To reveal how hypersecretion of PRL affects patients’ cognitive functions at the individual level, Spearman's Rank correlation coefficients between PRL and behavior were measured. RT and false alarm rate were positively correlated with the PRL (RT, r = 0.704, p < .001; false alarm, r = 0.766, p < .001). Patients with overproduction of PRL had lower hit rate (r = -0.500, p = .021) and smaller d’ (r = -0.792, p < .001).

  • Decreased amplitudes of P300 and N200 in prolactinomas

As for P300 component, we observed a significant three-way interaction effect (group × condition × electrode: F(1,40) = 7.142, p = .011, ηp2 = 0.151). There were significant main effect for group (F(1,40) = 5.954, p = .019, ηp2 = 0.130) and condition (F(1,40) = 4.699, p = .036, ηp2 = 0.105), but not for electrodes (F(1,40) = 0.757, p = .390, ηp2 = 0.019). Two-way interaction effect for condition and electrode was significant (F(1,40) = 66.925, p < .001, ηp2 = 0.626) but not for condition and group (F(1,40) = 0.513, p = .478, ηp2 = 0.013) nor electrodes and group (F(1,40) = 0.854, p = .361, ηp2 = 0.021). We further examined the three-way interaction by investigating the Go and Nogo condition separately.

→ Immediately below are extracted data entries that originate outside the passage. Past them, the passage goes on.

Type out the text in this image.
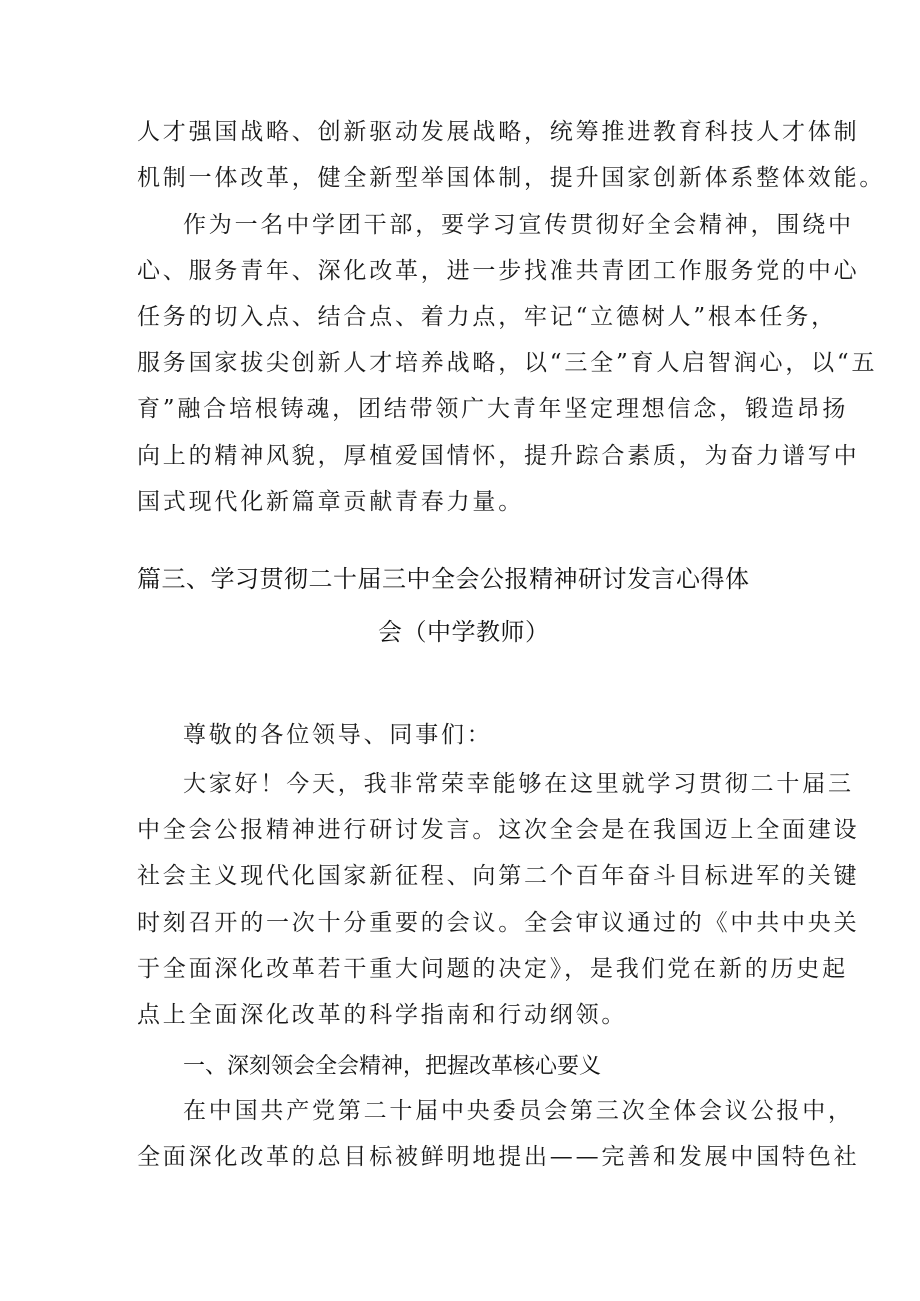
人才强国战略、创新驱动发展战略，统筹推进教育科技人才体制
机制一体改革，健全新型举国体制，提升国家创新体系整体效能。
作为一名中学团干部，要学习宣传贯彻好全会精神，围绕中
心、服务青年、深化改革，进一步找准共青团工作服务党的中心
任务的切入点、结合点、着力点，牢记“立德树人”根本任务，
服务国家拔尖创新人才培养战略，以“三全”育人启智润心，以“五
育”融合培根铸魂，团结带领广大青年坚定理想信念，锻造昂扬
向上的精神风貌，厚植爱国情怀，提升踪合素质，为奋力谱写中
国式现代化新篇章贡献青春力量。
篇三、学习贯彻二十届三中全会公报精神研讨发言心得体
会（中学教师）
尊敬的各位领导、同事们：
大家好！今天，我非常荣幸能够在这里就学习贯彻二十届三
中全会公报精神进行研讨发言。这次全会是在我国迈上全面建设
社会主义现代化国家新征程、向第二个百年奋斗目标进军的关键
时刻召开的一次十分重要的会议。全会审议通过的《中共中央关
于全面深化改革若干重大问题的决定》，是我们党在新的历史起
点上全面深化改革的科学指南和行动纲领。
一、深刻领会全会精神，把握改革核心要义
在中国共产党第二十届中央委员会第三次全体会议公报中，
全面深化改革的总目标被鲜明地提出——完善和发展中国特色社
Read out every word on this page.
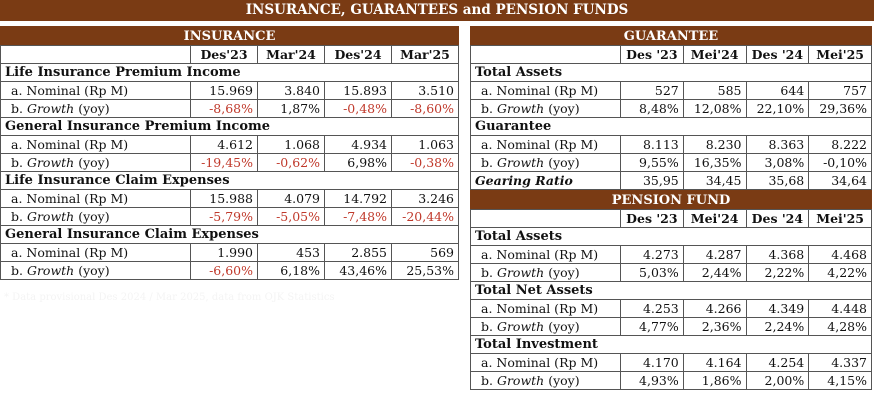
INSURANCE, GUARANTEES and PENSION FUNDS
INSURANCE
	Des'23	Mar'24	Des'24	Mar'25
Life Insurance Premium Income				
a. Nominal (Rp M)	15.969	3.840	15.893	3.510
b. Growth (yoy)	-8,68%	1,87%	-0,48%	-8,60%
General Insurance Premium Income				
a. Nominal (Rp M)	4.612	1.068	4.934	1.063
b. Growth (yoy)	-19,45%	-0,62%	6,98%	-0,38%
Life Insurance Claim Expenses				
a. Nominal (Rp M)	15.988	4.079	14.792	3.246
b. Growth (yoy)	-5,79%	-5,05%	-7,48%	-20,44%
General Insurance Claim Expenses				
a. Nominal (Rp M)	1.990	453	2.855	569
b. Growth (yoy)	-6,60%	6,18%	43,46%	25,53%
* Data provisional Des 2024 / Mar 2025, data from OJK Statistics
GUARANTEE
	Des '23	Mei'24	Des '24	Mei'25
Total Assets				
a. Nominal (Rp M)	527	585	644	757
b. Growth (yoy)	8,48%	12,08%	22,10%	29,36%
Guarantee				
a. Nominal (Rp M)	8.113	8.230	8.363	8.222
b. Growth (yoy)	9,55%	16,35%	3,08%	-0,10%
Gearing Ratio	35,95	34,45	35,68	34,64
PENSION FUND
	Des '23	Mei'24	Des '24	Mei'25
Total Assets				
a. Nominal (Rp M)	4.273	4.287	4.368	4.468
b. Growth (yoy)	5,03%	2,44%	2,22%	4,22%
Total Net Assets				
a. Nominal (Rp M)	4.253	4.266	4.349	4.448
b. Growth (yoy)	4,77%	2,36%	2,24%	4,28%
Total Investment				
a. Nominal (Rp M)	4.170	4.164	4.254	4.337
b. Growth (yoy)	4,93%	1,86%	2,00%	4,15%
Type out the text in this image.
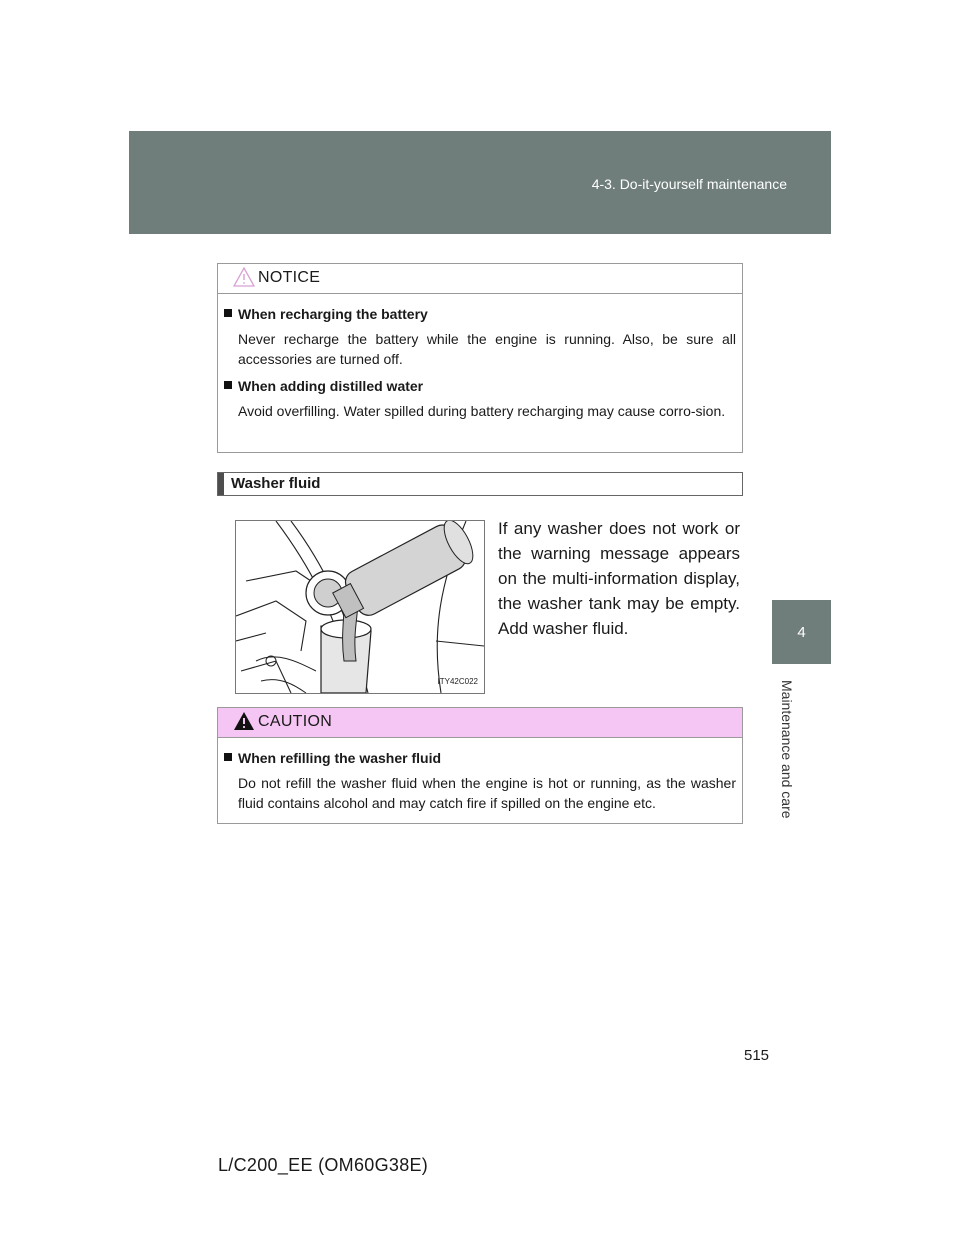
4-3. Do-it-yourself maintenance
4
Maintenance and care
NOTICE
When recharging the battery
Never recharge the battery while the engine is running. Also, be sure all accessories are turned off.
When adding distilled water
Avoid overfilling. Water spilled during battery recharging may cause corro-sion.
Washer fluid
ITY42C022
If any washer does not work or the warning message appears on the multi-information display, the washer tank may be empty. Add washer fluid.
CAUTION
When refilling the washer fluid
Do not refill the washer fluid when the engine is hot or running, as the washer fluid contains alcohol and may catch fire if spilled on the engine etc.
515
L/C200_EE (OM60G38E)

In the Go condition, we found significant main effect for group (F(1,40) = 4.91, p = .032 , ηp2 = 0.109) and electrodes(F(1,40) = 16.20, p = .001 , ηp2 = 0.288), and their interaction effect was not significant (F(1,40) = 0.03, p = .856, ηp2 = 0.001). These indicated that the patients had an overall smaller P300nogo than the HCs and the P300 component was stronger in the parieto-occipital region. In the Nogo condition, there were significant main effect for group (F(1,40) = 5.17, p = .028 , ηp2 = 0.114) and electrodes (F(1,40) = 5.39, p = .025 , ηp2 = 0.119) and their interaction effect was marginally significant (F(1,40) = 3.44, p = .071 , ηp2 = 0.079). Simple simple effect analysis indicated that the HCs’ P300 was larger than the Patients only at the FCz (F(1,40) = 5.85, p = .020 , ηp2 = 0.128) but not at the Pz (F(1,40) = 3.12, p = .085, ηp2 = 0.072). As for the N200nogo, the HCs had a stronger Nogo effect relative to the patients (t(40) = 2.074, p = .049, Cohen’s d = 0.442).

  • Whole-brain time–frequency analysis

Whole-brain time–frequency analysis was performed to identify the stimulus-evoked neural oscillations. The results showed that significant oscillatory activity between 3 ~ 10 Hz was evoked in the HCs and the patients (see Fig. 4 for details). To further investigate the evoked oscillatory dynamics of the two populations, we separately extracted theta-band (3–7 Hz) and alpha-band (8–12 Hz) power at the FCz and Pz.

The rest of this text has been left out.